Cobbler is an upgrade over system-config-netboot because it checks for
prerequisites, handles things other than PXE, and has some support for
kickstart templating and dhcpd.conf management.
Also, rather than just managing the files in /tftpboot, it works in
terms of profiles -- allowing manipulation of kernel parameters,
kickstarts, and so forth, from human readable config files that maintain
a hierarchical relationship between distributions, profiles, and
systems. Properties are inherited down the chain, making changes to a
wide array of systems as easy as changing the profile.
Relatively new site here: http://cobbler.et.redhat.com
Lately I've added support to easily create a full provisioning
infrastructure from an rsync mirror, complete with kickstart files set
to point to the correct locations in the tree. That seemed to be a
good point to bring up Cobbler again with kickstart-list as I figured
many folks would have ideas on how these ideas could be expanded. (One
particular idea is including the SSH key in the definition of the
system, to preserve the SSH key across reprovisioning).

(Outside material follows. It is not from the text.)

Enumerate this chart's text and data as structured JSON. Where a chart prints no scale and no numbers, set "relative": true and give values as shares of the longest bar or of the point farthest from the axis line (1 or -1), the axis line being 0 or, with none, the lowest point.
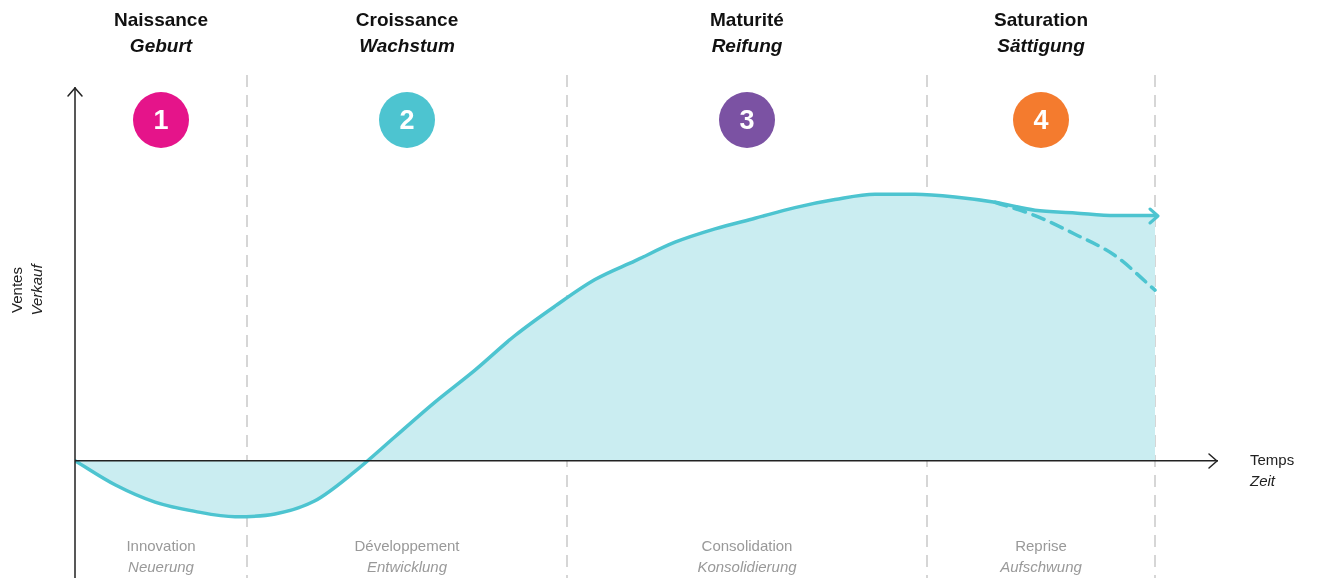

Example of importing a rsync mirror to build a provisioning environment:
(Note: this feature is only available in the upstream code in the
public mercurial repository, and is not yet out in FC via "yum install
cobbler").
cobbler import --mirror=rsync://distro.ibiblio.org/fedora-linux-core/
--mirror-name=fedora_core
That command creates profiles for full kickstarting of FC-1 through FC-5
and so forth. Multiple repositories can be imported, so other
distributions can exist in the cobbler configuration alongside Fedora
(like RHEL). Shell scripts are created to keep each of the local
mirrors up to date in terms of managing the kickstart tree.
Assigning a specific machine to boot a specific profile looks like:
cobbler system add --name=<mac> --profile=<profile_name>
Cobbler can also optionally generate dhcpd.conf files now as well -- so
cobbler metadata can be used to track MAC-to-IP relationships. So, with
a couple of commands, it's relatively easy to build a full provisioning
infrastructure from scratch for multiple distributions.
Anyhow, I thought I'd share the new URL and if anyone would like to give
any feedback, or would otherwise like to pound on it and or submit any
ideas/bugs/thoughts, I'd be glad to hear them. These features are
relatively new, so there will likely be a few bugs here and there, but
getting users to try things out helps a lot.